Viswambhara
- Author: C. Narayana Reddy
- Language: Telugu
- Genre: Long poem
- Publication date: 1980
- Publication place: India
- Awards: Soviet Land Nehru Award (1982); Jnanpith Award (1988);

= Viswambhara =

Telugu-language long poem by C. Narayana Reddy

Viswambhara is a 1980 Telugu-language philosophical long poem by C. Narayana Reddy. It is written in free verse and was an outcome of Narayana Reddy's meditation on the meaning and mystery of human existence. It deals with the theme of universal brotherhood and the quest of man for the meaning of life and of the nature of the universe.

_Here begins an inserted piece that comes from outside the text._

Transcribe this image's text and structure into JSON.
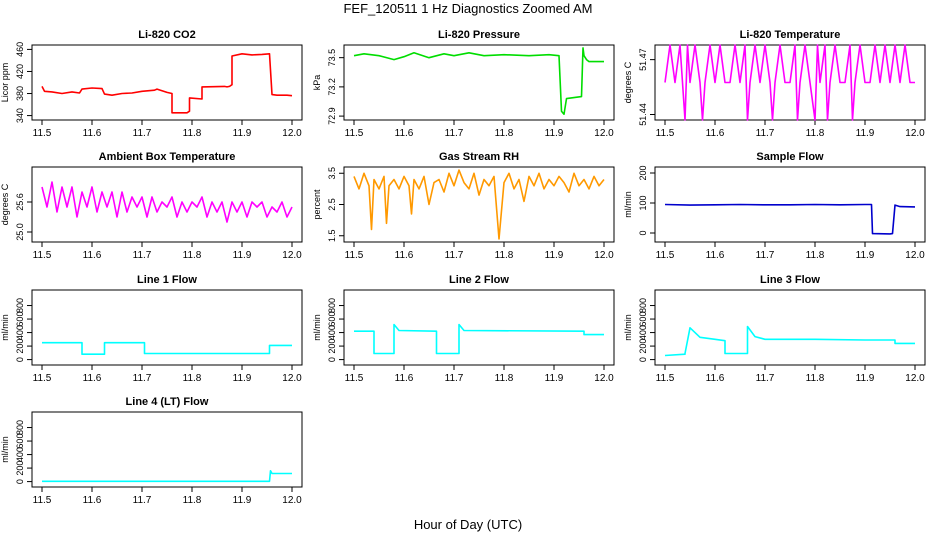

Viswambhara received wide critical acclaim and is also a part of M.A. degree syllabi in some universities. In 1988, Narayana Reddy won India's highest literary award, Jnanpith Award for the book. He became the second Telugu writer to receive the Jnanpith Award through this work. The book also won the Soviet Land Nehru Award in 1982. It has been translated into several Indian languages. Amarendra (Dr. C. Narasimha Sastry) translated it into English in 1986. Bhimsen Nirmal translated it into Hindi as Vishwambhara. The Hindi translation won the Sahitya Akademi Translation Award in 1991.

== Reception ==
Sahitya Akademi appreciated the work noting, "This monumental work in free verse depicts the journey of man through the ages as he strives to attain spiritual, artistic, and scientific excellence." Dr. T. S. Chandra Mouli reviewed the book positively writing, "Viswambhara is a modern epic—Man is the protagonist. Cosmos is the canvas. Time eternal, time continuum plays a vital role in the drama narrated. The poet’s competent handling of the subject and comprehensive delineation, incorporating all momentary moments, extend a sharp edge in making this work a peerless classic."